- Titolo: Ritratto di Alessandro I Pico, duca della Mirandola
- Autore: Sante Peranda (?)
- Data:
- Tecnica: Olio su tela
- Dimensioni: cm 66 x 56,7
- Provenienza: Parma, collezione Rossi Beccali, 1851
- Inventario: GN 316
- Genere: Pittura
- Museo: Galleria Nazionale
- Sezione espositiva: Deposito
Il dipinto versa ora, dopo il restauro, in buone condizioni conservative. In questa occasione è stato sostituito il telaio, non più in grado di assolvere alla funzione portante e di reggere il tensionamento della piccola tela.

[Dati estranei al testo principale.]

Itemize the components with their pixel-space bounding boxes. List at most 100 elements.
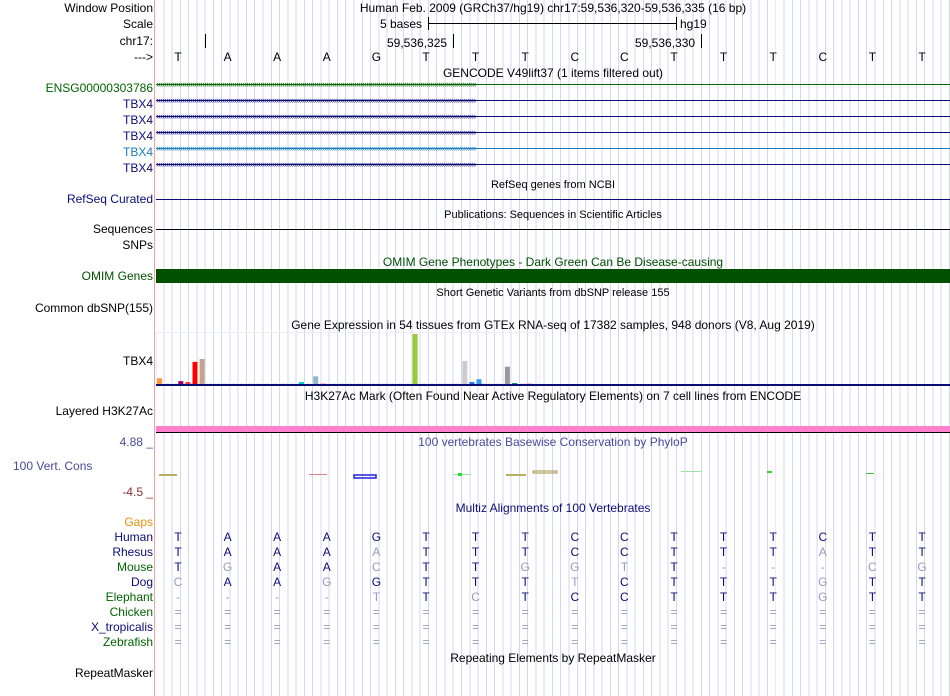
gene-label[interactable]: ENSG00000303786 xyxy=(46,81,153,95)
gene-feature-minus[interactable]: ‹‹‹‹‹‹‹‹‹‹‹‹‹‹‹‹‹‹‹‹‹‹‹‹‹‹‹‹‹‹‹‹‹‹‹‹‹‹‹‹… xyxy=(156,80,950,89)
aligned-base: A xyxy=(322,530,331,544)
aligned-base: - xyxy=(225,590,230,604)
aligned-base: = xyxy=(868,635,876,649)
aligned-base: = xyxy=(224,620,232,634)
omim-title: OMIM Gene Phenotypes - Dark Green Can Be… xyxy=(382,255,724,269)
species-label: Zebrafish xyxy=(102,635,153,649)
gene-feature-plus[interactable]: ››››››››››››››››››››››››››››››››››››››››… xyxy=(156,112,950,121)
sequence-base: T xyxy=(918,50,926,64)
aligned-base: A xyxy=(322,545,331,559)
ruler-tick xyxy=(205,34,206,48)
aligned-base: = xyxy=(372,635,380,649)
gene-label[interactable]: TBX4 xyxy=(123,145,153,159)
aligned-base: C xyxy=(620,530,629,544)
gene-label[interactable]: TBX4 xyxy=(123,113,153,127)
snps-label[interactable]: SNPs xyxy=(122,238,153,252)
gene-label[interactable]: TBX4 xyxy=(123,97,153,111)
gene-label[interactable]: TBX4 xyxy=(123,161,153,175)
aligned-base: T xyxy=(174,545,182,559)
aligned-base: T xyxy=(521,590,529,604)
strand-arrows-icon: ››››››››››››››››››››››››››››››››››››››››… xyxy=(156,95,477,105)
aligned-base: = xyxy=(323,620,331,634)
gene-feature-plus[interactable]: ››››››››››››››››››››››››››››››››››››››››… xyxy=(156,128,950,137)
scale-label: Scale xyxy=(122,17,153,31)
aligned-base: C xyxy=(620,545,629,559)
aligned-base: T xyxy=(571,575,579,589)
aligned-base: T xyxy=(620,560,629,574)
aligned-base: T xyxy=(918,530,926,544)
aligned-base: G xyxy=(371,530,382,544)
sequence-base: C xyxy=(570,50,580,64)
refseq-line[interactable] xyxy=(156,199,950,200)
aligned-base: = xyxy=(769,635,777,649)
sequence-base: T xyxy=(670,50,678,64)
phylop-label[interactable]: 100 Vert. Cons xyxy=(13,459,92,473)
position-text: Human Feb. 2009 (GRCh37/hg19) chr17:59,5… xyxy=(359,1,747,15)
aligned-base: = xyxy=(521,620,529,634)
gtex-tissue-bar[interactable] xyxy=(412,334,418,384)
aligned-base: = xyxy=(720,635,728,649)
aligned-base: - xyxy=(176,590,180,604)
publications-label[interactable]: Sequences xyxy=(93,222,153,236)
aligned-base: C xyxy=(173,575,183,589)
aligned-base: = xyxy=(620,605,628,619)
publications-line[interactable] xyxy=(156,229,950,230)
genome-browser-image[interactable]: Window Position Human Feb. 2009 (GRCh37/… xyxy=(0,0,950,696)
gtex-tissue-bar[interactable] xyxy=(504,366,510,384)
gtex-tissue-bar[interactable] xyxy=(192,361,198,384)
aligned-base: T xyxy=(769,590,777,604)
refseq-label[interactable]: RefSeq Curated xyxy=(67,192,153,206)
aligned-base: T xyxy=(422,590,430,604)
h3k27ac-label[interactable]: Layered H3K27Ac xyxy=(56,404,153,418)
gene-feature-plus[interactable]: ››››››››››››››››››››››››››››››››››››››››… xyxy=(156,160,950,169)
gene-feature-plus[interactable]: ››››››››››››››››››››››››››››››››››››››››… xyxy=(156,144,950,153)
gtex-baseline xyxy=(156,384,950,386)
aligned-base: T xyxy=(769,575,777,589)
aligned-base: T xyxy=(521,530,529,544)
omim-label[interactable]: OMIM Genes xyxy=(82,269,153,283)
aligned-base: = xyxy=(571,620,579,634)
aligned-base: A xyxy=(273,575,282,589)
sequence-base: T xyxy=(769,50,777,64)
phylop-ymax: 4.88 _ xyxy=(119,435,153,449)
ruler-tick-label: 59,536,325 xyxy=(387,36,448,50)
aligned-base: = xyxy=(224,635,232,649)
repeatmasker-label[interactable]: RepeatMasker xyxy=(75,666,153,680)
sequence-base: T xyxy=(868,50,877,64)
ruler-tick xyxy=(701,34,702,48)
label-divider xyxy=(154,0,155,696)
phylop-signal xyxy=(159,470,874,479)
gene-feature-plus[interactable]: ››››››››››››››››››››››››››››››››››››››››… xyxy=(156,96,950,105)
assembly-label: hg19 xyxy=(680,17,707,31)
aligned-base: = xyxy=(670,605,678,619)
aligned-base: - xyxy=(771,560,776,574)
refseq-title: RefSeq genes from NCBI xyxy=(490,179,616,191)
aligned-base: = xyxy=(422,620,430,634)
aligned-base: G xyxy=(818,575,828,589)
sequence-base: T xyxy=(521,50,529,64)
gene-label[interactable]: TBX4 xyxy=(123,129,153,143)
aligned-base: = xyxy=(521,605,529,619)
gtex-tissue-bar[interactable] xyxy=(313,376,319,384)
strand-arrows-icon: ››››››››››››››››››››››››››››››››››››››››… xyxy=(156,143,477,153)
omim-bar[interactable] xyxy=(156,269,950,283)
dbsnp-label[interactable]: Common dbSNP(155) xyxy=(35,301,153,315)
aligned-base: A xyxy=(273,530,282,544)
gtex-label[interactable]: TBX4 xyxy=(123,354,153,368)
phylop-ymin: -4.5 _ xyxy=(122,485,153,499)
gtex-tissue-bar[interactable] xyxy=(462,360,468,384)
aligned-base: = xyxy=(273,605,281,619)
aligned-base: T xyxy=(670,590,678,604)
aligned-base: C xyxy=(868,560,877,574)
aligned-base: T xyxy=(174,530,182,544)
aligned-base: A xyxy=(273,560,282,574)
gtex-tissue-bar[interactable] xyxy=(199,359,205,384)
strand-arrows-icon: ‹‹‹‹‹‹‹‹‹‹‹‹‹‹‹‹‹‹‹‹‹‹‹‹‹‹‹‹‹‹‹‹‹‹‹‹‹‹‹‹… xyxy=(156,79,477,89)
gtex-chart[interactable] xyxy=(156,330,546,386)
aligned-base: A xyxy=(818,545,827,559)
aligned-base: - xyxy=(820,560,825,574)
aligned-base: G xyxy=(818,590,828,604)
scale-tick xyxy=(428,17,429,30)
aligned-base: A xyxy=(223,575,232,589)
species-label: Rhesus xyxy=(112,545,153,559)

È stato posto rimedio inoltre ai diffusi sollevamenti di colore, dapprima provvisoriamente fermati con applicazione di numerose cartine giapponesi. La cauta pulitura ha restituito l’apprezzamento del notevole livello qualitativo che risponde a un’esecuzione precisabile entro la prima metà del XVII secolo.
L’opera è pervenuta alla Galleria nel 1851, ceduta dalla signora Angela Rossi Beccali (Inventario… 1874, n. 316; Ricci 1896, p. 230).
La vicenda critica si esaurisce nelle brevi registrazioni degli inventari e dei vecchi cataloghi della Galleria. Dalla mera descrizione di “Un Principe, che si riconosce alla pompa della veste ed alla collana del toson d’oro” registrata nel 1871, Martini passa nel 1875 alla pertinente, anche se generica, identificazione di “un Principe dei Pico della Mirandola colla collana del Toson d’oro, Incerto” in seguito ripresa con qualche circospezione. Ricci (1896, p. 230), ad esempio, riportando interrogativamente quella identificazione affermava esplicitamente: “Nessun indizio troviamo per giudicare che rappresenti un Pico. Seguiamo la tradizione. Null’altro!”.
In realtà la corrispondenza esatta con il volto di Alessandro I Pico duca della Mirandola (1566-1637) consegnatoci da Sante Peranda nel ritratto a figura intera che si conserva nel Palazzo Ducale di Mantova, un tempo nella collezione familiare dei Pico, non solo conferma l’attendibilità della notizia ottocentesca, ma interviene a precisare l’identità del personaggio di casa Pico. Il dipinto mantovano, riconosciuto da Wilmo Cappi (1963, p. 36; 1984, pp. 138-140), è solitamente collegato alla notizia riportata dallo stesso Alessandro I in una lettera ad Alfonso d’Este del 24 luglio 1619 circa un suo ritratto che allora era stato portato a conclusione da Sante Peranda (Martinelli Braglia 1987, pp. 1104-1105).
Si conosce anche una piccola tela con il solo busto di Alessandro I Pico, del tutto coincidente con quella qui esaminata, che si conserva nel Museo Civico di Mirandola, concordemente ritenuta dalla critica quale replica dello stesso Peranda il quale avrebbe isolato dal grande ritratto a figura intera il dettaglio della testa con la larga gorgiera, le spalle e l’onorificenza del Toson d’oro ricevuta nel 1605 (Martinelli Braglia, in L’arte degli Estensi… 1986, p. 235; Martinelli Braglia 1991, p. 93; Pellicciari, in Erlindo 1994, p. 131).
Il confronto della tela mirandolese con la versione qui esaminata, che si diversifica per il formato leggermente più ampio, in particolare nella larghezza che conferisce maggiore respiro al modello, non è di quelli che mettono in evidenza scarti qualitativi. Il restauro ora concluso ha messo in luce l’esecuzione seicentesca, e il notevole livello qualitativo non esclude l’eventualità che questa spetti allo stesso Peranda (esplicita è del resto l’iscrizione antica a inchiostro “del Peranda” che compariva sul lato inferiore del vecchio telaio e ora trasferita sul nuovo telaio). Andrà tuttavia osservato che la nitida definizione dell’immagine, la descrizione puntuale della gorgiera e la resa luminosa dell’epidermide un poco lucente fanno risaltare le componenti fiamminghe, qui un po’ più pronunciate rispetto a quanto si coglie di norma nelle opere dell’artista veneziano modulate piuttosto da ombreggiature e abbassate da velature che rinviano in misura più o meno esplicita a Palma il Giovane.
Non è escluso allora che il ritratto della Galleria Nazionale sia stato eseguito poco dopo il citato modello di Sante Peranda da parte di uno di quegli artisti di origine fiamminga che frequentavano la corte mirandolese dei Pico e mostravano di essere a conoscenza dei successi che la ritrattistica fiamminga riscuoteva da tempo presso la Corte mantovana, prima e dopo il passaggio di Rubens.